Thursday, January 6, 2011

Hello Hermit

her·mit

[hur-mit]
–noun
1.
a person who has withdrawn to a solitary place for a life of religious seclusion.
2.
any person living in seclusion; recluse.
3.
Zoology . an animal of solitary habits.
4.
Ornithology . any of numerous hummingbirds of the genera Glaucis  and Phaethornis,  having curved bills and dull-colored rather than iridescent plumage.
5.
a spiced molasses cookie often containing raisins or nuts.


I used the word "hermit" last night to describe myself to a friend since I did not leave the house at all for 72 hours this week, possibly a record since the birth of my sons.  I spent yesterday playing Megabloks, wiping noses, making chili and cornbread and baking snickerdoodles for Hubs' co-workers today.  I was thinking, it's not so bad being a hermit if the boys are happy (they are, for the most part, because of the plethora of new Christmas toys).  Then I was thinking, hmm, what is the actual definition of hermit?  So I looked it up - on dictionary.com, of course, because I don't even own a dictionary, a horrendous admission for an English teacher.  So, am I a hermit?

1. No.  While I profess a deep faith in Jesus Christ, I believe He said to GO and preach the Good News, not to live your faith in seclusion.

2. No.  I live in a busy suburb in an 8-unit townhome with a handsome hubs and two crazy toddlers.  Not my definition of seclusion.

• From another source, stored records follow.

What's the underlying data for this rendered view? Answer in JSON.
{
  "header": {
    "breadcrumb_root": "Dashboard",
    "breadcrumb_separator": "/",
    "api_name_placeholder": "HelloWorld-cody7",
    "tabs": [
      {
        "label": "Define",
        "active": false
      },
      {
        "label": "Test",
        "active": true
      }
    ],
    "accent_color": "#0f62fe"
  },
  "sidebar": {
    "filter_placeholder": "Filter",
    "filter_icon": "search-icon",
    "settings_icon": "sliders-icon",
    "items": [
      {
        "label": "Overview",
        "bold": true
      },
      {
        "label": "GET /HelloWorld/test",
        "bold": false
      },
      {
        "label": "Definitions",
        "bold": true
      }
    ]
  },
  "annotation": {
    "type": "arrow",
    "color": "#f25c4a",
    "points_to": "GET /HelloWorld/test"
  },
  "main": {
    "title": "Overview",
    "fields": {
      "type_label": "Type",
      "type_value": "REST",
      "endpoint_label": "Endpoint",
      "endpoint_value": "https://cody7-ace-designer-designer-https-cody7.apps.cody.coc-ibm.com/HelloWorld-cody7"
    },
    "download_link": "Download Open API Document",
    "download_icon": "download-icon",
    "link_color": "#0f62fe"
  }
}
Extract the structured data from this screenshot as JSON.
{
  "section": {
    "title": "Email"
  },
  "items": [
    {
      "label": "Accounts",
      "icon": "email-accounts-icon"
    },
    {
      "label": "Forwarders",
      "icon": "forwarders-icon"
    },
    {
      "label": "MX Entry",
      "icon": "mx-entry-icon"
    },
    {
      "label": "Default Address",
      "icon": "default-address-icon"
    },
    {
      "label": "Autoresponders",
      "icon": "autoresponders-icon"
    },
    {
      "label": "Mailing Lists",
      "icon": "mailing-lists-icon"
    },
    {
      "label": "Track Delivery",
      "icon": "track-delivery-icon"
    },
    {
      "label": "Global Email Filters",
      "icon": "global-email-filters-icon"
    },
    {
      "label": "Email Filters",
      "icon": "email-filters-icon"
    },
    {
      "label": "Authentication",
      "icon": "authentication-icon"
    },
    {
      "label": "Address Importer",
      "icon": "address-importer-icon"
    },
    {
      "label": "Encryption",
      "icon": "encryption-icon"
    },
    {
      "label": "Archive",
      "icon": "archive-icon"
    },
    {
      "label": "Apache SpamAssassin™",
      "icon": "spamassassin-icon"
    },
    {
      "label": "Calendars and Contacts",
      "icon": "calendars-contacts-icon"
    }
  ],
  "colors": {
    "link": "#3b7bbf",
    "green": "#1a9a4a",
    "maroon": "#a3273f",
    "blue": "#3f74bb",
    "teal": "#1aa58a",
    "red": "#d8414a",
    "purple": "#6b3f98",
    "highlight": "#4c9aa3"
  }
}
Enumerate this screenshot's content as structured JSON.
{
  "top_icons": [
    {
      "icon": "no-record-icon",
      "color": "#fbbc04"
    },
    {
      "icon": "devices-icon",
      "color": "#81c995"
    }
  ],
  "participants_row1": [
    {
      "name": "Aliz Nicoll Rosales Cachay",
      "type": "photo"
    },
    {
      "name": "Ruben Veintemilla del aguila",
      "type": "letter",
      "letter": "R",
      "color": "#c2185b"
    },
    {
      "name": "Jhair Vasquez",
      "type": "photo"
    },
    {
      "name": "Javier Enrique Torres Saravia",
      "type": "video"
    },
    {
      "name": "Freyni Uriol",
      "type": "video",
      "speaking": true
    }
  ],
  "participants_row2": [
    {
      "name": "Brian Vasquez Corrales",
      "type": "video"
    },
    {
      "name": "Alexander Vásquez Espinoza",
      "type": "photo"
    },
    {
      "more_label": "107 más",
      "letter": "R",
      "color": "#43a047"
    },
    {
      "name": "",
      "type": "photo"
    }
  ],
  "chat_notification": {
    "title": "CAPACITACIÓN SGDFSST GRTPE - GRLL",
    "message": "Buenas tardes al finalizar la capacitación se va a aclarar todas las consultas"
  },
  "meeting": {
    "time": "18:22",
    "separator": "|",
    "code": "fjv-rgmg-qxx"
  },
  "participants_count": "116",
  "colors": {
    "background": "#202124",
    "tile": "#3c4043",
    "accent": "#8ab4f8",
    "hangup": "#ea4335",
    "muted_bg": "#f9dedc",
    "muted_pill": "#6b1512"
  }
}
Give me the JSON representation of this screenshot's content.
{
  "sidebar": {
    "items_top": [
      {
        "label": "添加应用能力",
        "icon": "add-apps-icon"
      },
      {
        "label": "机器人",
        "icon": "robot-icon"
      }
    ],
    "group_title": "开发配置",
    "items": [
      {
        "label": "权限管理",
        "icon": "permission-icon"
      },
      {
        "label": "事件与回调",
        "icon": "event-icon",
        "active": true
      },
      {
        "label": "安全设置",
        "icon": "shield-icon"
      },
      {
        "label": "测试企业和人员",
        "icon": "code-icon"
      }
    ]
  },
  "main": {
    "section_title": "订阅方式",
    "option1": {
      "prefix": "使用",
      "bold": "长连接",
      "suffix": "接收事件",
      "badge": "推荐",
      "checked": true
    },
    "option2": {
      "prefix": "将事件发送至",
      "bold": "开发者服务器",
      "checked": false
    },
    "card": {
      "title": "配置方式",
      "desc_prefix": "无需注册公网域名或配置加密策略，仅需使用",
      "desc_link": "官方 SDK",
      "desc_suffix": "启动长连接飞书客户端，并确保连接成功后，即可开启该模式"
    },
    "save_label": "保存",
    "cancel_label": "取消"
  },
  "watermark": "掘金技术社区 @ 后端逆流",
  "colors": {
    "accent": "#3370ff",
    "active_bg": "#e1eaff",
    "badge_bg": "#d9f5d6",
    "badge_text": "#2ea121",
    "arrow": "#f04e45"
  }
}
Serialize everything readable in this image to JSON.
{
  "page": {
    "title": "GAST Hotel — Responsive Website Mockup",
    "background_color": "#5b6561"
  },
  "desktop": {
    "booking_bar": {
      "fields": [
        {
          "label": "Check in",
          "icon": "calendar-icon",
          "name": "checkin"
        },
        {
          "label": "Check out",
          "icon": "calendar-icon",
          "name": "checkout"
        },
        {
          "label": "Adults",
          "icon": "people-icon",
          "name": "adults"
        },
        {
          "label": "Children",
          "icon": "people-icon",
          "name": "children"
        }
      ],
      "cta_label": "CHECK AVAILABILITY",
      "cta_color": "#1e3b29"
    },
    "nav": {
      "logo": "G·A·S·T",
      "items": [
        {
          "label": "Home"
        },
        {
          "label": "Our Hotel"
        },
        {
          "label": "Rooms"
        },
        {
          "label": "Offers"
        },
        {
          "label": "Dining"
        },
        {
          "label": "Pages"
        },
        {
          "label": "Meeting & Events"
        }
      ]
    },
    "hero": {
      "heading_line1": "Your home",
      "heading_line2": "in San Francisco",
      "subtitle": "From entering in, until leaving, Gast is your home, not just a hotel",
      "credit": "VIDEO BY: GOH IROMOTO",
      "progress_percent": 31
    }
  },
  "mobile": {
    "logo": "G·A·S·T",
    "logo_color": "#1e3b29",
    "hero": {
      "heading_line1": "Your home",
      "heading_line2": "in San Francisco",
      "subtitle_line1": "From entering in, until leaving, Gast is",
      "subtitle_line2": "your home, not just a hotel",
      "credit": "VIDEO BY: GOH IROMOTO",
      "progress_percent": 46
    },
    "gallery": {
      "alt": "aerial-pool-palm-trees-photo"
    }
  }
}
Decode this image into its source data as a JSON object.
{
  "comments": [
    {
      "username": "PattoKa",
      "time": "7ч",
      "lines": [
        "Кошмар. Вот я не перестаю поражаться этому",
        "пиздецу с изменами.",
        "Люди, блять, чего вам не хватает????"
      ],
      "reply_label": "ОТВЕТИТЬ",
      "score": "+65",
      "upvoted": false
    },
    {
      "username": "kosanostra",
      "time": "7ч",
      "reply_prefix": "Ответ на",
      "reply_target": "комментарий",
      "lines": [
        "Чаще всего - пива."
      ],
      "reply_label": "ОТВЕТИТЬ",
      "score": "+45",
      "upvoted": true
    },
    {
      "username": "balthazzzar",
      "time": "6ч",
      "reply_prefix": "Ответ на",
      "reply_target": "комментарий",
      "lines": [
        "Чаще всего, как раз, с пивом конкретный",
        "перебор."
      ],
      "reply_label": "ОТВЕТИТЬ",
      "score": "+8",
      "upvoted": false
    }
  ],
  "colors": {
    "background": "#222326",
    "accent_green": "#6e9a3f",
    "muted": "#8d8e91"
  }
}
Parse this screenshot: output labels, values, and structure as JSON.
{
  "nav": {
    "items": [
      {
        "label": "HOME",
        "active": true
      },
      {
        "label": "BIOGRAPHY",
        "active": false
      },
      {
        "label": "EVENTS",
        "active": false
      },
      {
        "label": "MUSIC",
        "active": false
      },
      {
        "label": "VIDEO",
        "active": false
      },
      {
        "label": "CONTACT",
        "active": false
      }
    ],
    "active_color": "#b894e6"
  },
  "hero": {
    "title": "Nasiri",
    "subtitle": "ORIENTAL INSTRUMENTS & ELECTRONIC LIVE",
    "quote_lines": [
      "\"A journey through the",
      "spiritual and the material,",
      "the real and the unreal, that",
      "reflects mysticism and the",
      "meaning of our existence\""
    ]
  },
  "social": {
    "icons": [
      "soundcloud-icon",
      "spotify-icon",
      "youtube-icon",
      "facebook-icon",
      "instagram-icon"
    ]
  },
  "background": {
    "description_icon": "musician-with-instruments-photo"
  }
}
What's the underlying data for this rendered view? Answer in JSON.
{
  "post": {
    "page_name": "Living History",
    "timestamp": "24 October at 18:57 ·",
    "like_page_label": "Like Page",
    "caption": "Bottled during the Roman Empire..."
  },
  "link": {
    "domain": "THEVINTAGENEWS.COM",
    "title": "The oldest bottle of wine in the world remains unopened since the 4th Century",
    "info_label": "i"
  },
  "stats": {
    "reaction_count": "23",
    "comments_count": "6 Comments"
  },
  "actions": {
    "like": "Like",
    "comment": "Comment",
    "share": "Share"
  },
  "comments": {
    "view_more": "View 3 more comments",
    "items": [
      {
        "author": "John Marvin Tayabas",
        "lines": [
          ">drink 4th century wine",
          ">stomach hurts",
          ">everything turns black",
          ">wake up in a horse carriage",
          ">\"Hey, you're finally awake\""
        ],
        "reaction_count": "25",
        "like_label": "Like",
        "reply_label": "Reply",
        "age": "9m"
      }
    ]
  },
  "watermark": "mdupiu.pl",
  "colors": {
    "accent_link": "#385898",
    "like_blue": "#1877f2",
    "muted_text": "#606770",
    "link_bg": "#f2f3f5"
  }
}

3. No.  I eat animals.  My children act like animals and at times I feel like a zoo exhibit, but no.
4. No. I eat birds, too.  I have curves, but that's about it.  No plumage, iridescent or otherwise.
5. Yes.  I think this is the hermit I meant.  A spicy, nutty cookie.  That would be correct.  I am a hermit.

Now, to find myself a good hermit recipe...

1 comment:

April said...

LOL! Oh my goodness I learned so much from this post! :) You aren't a hermit anymore though even if you were one because you spent several hrs at Mcdonalds. Wonder if there is a definition for a person who hangs out at Mcdonalds for fun?